EKA NURBULAN

Guru di SDN 10 Panai Hulu, Labuhanbatu, Sumatera Utara. Hobi menulis, membaca, dan menggambar. ...

Selengkapnya
Navigasi Web
SEBUT SAJA MAWAR

SEBUT SAJA MAWAR

#Tantangan Hari ke-3

#Tantangan Gurusiana

Bu Agnes memandang gadis itu dengan tersenyum. Buku piket sekolah sudah terbuka lebar di depannya, siap menerima catatan dan alasan yang akan diberikan gadis bermata indah itu. Sebut saja dia Mawar, Gadis kelas 2 SMP yang berparas ayu, pipinya merona merah dengan bibir merah jambu tanpa sulaman, alami.

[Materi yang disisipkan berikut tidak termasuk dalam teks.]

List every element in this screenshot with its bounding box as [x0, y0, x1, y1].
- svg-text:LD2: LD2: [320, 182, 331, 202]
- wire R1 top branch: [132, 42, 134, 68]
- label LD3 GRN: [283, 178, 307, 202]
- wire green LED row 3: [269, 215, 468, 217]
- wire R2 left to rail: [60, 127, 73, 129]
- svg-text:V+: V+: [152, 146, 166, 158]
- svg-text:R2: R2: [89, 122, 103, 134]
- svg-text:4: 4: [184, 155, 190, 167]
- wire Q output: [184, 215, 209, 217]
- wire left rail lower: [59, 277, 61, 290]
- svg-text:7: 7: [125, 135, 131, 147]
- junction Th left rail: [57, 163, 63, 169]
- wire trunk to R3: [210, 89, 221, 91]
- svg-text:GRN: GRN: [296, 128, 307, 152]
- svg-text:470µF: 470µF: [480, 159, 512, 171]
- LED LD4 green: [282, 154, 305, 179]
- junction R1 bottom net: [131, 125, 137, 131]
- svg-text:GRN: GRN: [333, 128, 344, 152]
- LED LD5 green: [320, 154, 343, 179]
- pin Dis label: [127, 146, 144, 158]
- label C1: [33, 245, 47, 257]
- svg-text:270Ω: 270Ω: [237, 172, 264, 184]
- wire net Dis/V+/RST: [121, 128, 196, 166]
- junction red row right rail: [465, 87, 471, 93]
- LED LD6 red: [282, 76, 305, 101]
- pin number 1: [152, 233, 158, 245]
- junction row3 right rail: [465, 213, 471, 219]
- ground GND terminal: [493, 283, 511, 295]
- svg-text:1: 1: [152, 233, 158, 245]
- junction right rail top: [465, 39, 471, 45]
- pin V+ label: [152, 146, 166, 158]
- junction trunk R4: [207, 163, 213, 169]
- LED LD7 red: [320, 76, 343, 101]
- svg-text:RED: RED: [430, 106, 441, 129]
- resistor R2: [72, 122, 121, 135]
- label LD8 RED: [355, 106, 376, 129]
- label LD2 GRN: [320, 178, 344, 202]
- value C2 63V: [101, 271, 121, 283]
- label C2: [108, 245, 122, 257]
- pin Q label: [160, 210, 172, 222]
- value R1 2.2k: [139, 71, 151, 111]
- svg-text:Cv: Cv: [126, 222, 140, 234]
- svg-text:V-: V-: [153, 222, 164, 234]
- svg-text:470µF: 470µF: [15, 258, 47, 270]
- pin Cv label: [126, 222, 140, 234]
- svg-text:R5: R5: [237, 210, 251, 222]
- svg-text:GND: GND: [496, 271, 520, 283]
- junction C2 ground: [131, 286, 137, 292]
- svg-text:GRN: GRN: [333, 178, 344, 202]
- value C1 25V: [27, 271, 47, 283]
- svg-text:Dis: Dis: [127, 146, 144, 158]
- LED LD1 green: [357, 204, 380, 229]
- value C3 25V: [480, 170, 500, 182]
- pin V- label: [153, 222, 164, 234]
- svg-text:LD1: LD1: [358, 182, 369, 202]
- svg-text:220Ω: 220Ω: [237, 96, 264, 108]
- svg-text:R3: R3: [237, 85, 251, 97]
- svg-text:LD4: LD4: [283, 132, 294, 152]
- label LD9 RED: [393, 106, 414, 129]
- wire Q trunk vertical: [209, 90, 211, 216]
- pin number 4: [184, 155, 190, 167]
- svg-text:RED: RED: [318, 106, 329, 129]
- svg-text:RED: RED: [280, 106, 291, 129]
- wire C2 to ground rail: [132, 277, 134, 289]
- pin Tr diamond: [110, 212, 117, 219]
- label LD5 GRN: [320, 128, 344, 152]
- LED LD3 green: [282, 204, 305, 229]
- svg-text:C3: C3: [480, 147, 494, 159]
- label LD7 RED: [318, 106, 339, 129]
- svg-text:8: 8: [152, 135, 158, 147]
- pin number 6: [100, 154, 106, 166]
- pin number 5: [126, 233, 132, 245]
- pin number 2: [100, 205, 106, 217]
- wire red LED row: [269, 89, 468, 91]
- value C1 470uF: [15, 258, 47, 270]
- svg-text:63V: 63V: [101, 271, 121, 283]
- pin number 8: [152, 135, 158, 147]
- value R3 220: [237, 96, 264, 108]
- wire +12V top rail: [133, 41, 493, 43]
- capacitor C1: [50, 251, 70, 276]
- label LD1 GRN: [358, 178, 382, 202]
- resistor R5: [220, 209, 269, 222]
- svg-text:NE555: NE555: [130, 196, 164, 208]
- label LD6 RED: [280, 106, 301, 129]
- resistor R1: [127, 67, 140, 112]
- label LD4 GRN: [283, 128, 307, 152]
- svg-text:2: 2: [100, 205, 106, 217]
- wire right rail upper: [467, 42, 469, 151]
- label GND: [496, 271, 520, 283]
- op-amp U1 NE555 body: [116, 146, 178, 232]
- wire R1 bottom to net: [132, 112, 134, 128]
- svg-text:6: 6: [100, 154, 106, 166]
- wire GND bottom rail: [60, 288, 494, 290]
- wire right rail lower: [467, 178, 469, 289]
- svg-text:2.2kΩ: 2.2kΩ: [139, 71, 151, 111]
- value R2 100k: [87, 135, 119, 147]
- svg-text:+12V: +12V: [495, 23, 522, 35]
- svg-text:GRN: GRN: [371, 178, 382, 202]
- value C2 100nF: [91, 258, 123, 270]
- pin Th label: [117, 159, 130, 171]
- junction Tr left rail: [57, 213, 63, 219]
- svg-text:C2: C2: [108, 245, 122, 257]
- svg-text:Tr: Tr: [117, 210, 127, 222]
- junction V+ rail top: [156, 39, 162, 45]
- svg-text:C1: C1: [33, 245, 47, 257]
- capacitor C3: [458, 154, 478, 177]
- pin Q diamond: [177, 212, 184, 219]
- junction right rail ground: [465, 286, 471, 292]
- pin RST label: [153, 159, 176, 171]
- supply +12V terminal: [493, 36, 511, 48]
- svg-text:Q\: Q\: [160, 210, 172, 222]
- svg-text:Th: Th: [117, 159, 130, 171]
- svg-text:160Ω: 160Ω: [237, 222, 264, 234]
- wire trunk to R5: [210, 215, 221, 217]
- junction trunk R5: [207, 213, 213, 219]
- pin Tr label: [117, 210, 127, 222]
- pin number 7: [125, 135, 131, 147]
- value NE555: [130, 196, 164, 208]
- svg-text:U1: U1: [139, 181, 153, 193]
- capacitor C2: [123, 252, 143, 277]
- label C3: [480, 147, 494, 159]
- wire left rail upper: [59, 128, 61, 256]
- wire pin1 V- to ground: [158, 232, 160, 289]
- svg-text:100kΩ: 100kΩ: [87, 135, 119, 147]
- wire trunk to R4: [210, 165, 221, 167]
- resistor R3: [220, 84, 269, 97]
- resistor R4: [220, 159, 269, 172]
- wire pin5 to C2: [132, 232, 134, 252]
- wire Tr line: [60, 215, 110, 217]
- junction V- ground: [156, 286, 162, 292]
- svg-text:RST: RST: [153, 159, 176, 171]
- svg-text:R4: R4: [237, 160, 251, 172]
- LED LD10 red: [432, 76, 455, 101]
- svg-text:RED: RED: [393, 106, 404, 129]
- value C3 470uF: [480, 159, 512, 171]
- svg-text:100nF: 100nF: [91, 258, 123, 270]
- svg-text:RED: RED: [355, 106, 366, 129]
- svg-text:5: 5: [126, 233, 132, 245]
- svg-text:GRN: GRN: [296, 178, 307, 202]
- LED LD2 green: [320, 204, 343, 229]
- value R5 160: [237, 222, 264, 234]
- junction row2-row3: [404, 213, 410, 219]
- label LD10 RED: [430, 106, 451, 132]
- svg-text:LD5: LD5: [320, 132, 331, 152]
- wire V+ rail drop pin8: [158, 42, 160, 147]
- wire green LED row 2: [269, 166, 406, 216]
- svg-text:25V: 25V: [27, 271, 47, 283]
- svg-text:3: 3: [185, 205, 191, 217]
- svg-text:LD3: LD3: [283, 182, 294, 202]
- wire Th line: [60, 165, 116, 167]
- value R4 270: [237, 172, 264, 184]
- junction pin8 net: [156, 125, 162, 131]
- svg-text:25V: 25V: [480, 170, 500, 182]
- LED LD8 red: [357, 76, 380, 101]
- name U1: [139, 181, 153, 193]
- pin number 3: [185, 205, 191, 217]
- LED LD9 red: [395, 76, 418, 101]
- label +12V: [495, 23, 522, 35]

Terkenal pendiam dan pemalu, tetapi memiliki prestasi pandai mendongeng dan berpuisi.

“Kenapa terlambat Mawar?” tanya Bu Agnes lembut.

“Maaf bu, tadi bapak …,” gadis itu tak meneruskan kalimatnya.

“Pasti ayahmu marah lagi, kenapa marah?” Bu Agnes memandang iba.

“Kemarin sore saya belajar kelompok, lalu bapak marah. Sampai tadi pagi masih marah, lalu … ,” Mawar kembali terdiam.

“Ya sudahlah, masuk sana. Oh iya, nanti setelah istirahat kedua, kita latihan lagi mendongeng yah,” sahut Bu Agnes sambil mencatat di buku piket. Gadis berjilbab putih itu memainkan tali tasnya dengan gelisah, lalu mengangguk.

“Terima kasih, Bu,” jawabnya sambil kemudian berlari menuju kelas.

Sebagai guru Bahasa Indonesia, Bu Agnes sangat menyukai dan memperhatikan gadis belia ini. Sejak masuk di SMP ini sudah dua kejuaraan di raihnya, mendongeng dan membaca puisi. Dari cerita guru SDnya, Semenjak di sekolah dasar Mawar telah memiliki prestasi, beberapa piagam penghargaan puisi dan lomba mendongeng diraihnya. Bu Agnes menyukai gadis berwajah oval ini, ketika mendongeng ia melihat matanya yang ceria dan bebas. Ketika berpuisi ada cahaya kehidupan di matanya. Dia begitu menjiwai bait-bait yang dibacanya.

***

Sudah seminggu Mawar tidak masuk sekolah, sebuah surat yang dilayangkan ke orangtuanya, tetapi mereka tak juga datang. Bu Agnes tahu betul, ayah Mawar adalah satpam di sebuah sekolah dan ibunya seorang guru privat. Dari cerita Mawar, Ia sering sibuk mengasuh empat orang adiknya. Siang hari, ibunya jarang di rumah karena sering mengajar dari rumah ke rumah. Tetapi bila pagi hari, ibunyalah yang mengurus segalanya. Mawar kasihan dan iba melihat ibunya yang banting tulang mengurus rumah tangga dan membantu mencari nafkah. Dengan rela ia akan menjaga keempat adiknya ketika ibunya tidak ada di rumah.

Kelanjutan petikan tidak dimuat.